Because it felt like one, didn’t it?

The surprise guest. The reluctant grump. The firelight kisses, awkward banter, and near-death encounter with an angry beaver. It had all the pieces of a fairytale.

But real life?

Real life didn’t come with guaranteed happy endings.

Real life came with questions left hanging in the air, and the ache of wanting more from someone who couldn’t give it.

I pressed the heels of my hands into my eyes.

I wasn’t going to cry.

Not here. Not now.

But damn if my heart didn’t feel like it had been wrapped in barbed wire and given a long, slow twist.

There was a knock on the pantry door.

Soft.

Hesitant.

For one split second, hope flared again—sharp and painful.

But it wasn’t him.

It was Violet’s voice, muffled and sweet. “Fifi? You okay?”

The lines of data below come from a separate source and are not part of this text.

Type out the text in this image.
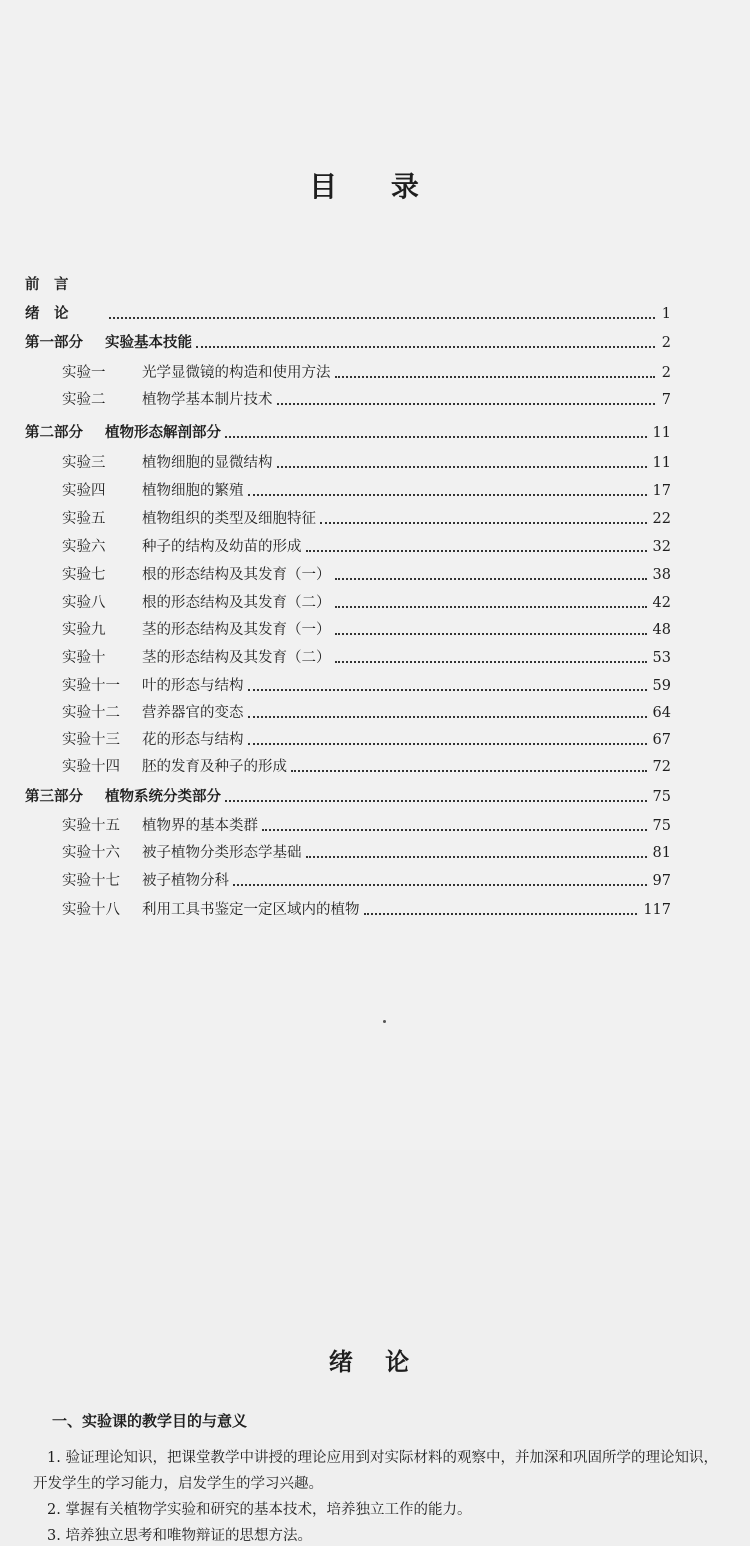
目 录
前　言
绪　论	1
第一部分 实验基本技能	2
实验一	光学显微镜的构造和使用方法	2
实验二	植物学基本制片技术	7
第二部分 植物形态解剖部分	11
实验三	植物细胞的显微结构	11
实验四	植物细胞的繁殖	17
实验五	植物组织的类型及细胞特征	22
实验六	种子的结构及幼苗的形成	32
实验七	根的形态结构及其发育（一）	38
实验八	根的形态结构及其发育（二）	42
实验九	茎的形态结构及其发育（一）	48
实验十	茎的形态结构及其发育（二）	53
实验十一 叶的形态与结构	59
实验十二 营养器官的变态	64
实验十三 花的形态与结构	67
实验十四 胚的发育及种子的形成	72
第三部分 植物系统分类部分	75
实验十五 植物界的基本类群	75
实验十六 被子植物分类形态学基础	81
实验十七 被子植物分科	97
实验十八 利用工具书鉴定一定区域内的植物	117
绪 论
一、实验课的教学目的与意义
1. 验证理论知识，把课堂教学中讲授的理论应用到对实际材料的观察中，并加深和巩固所学的理论知识，开发学生的学习能力，启发学生的学习兴趣。
2. 掌握有关植物学实验和研究的基本技术，培养独立工作的能力。
3. 培养独立思考和唯物辩证的思想方法。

I drew a shaky breath and called back, “Yeah. Just... restocking the heartbreak shelf.”

She didn’t push.

Didn’t open the door.

Bless her for that.

I wasn’t ready for anyone to see me like this.

Not yet.

Maybe not ever.

I tilted my head back against the wall and closed my eyes.

I had guests to greet.

Rooms to clean.

A heart to patch back together.

And whatever Ben Jensen’s silence meant?

I’d have to survive it.

Because he’d made his choice loud and clear—

And I was done begging for the words he wouldn’t say.

And I was hoping I didn’t just earn our lodge a one star.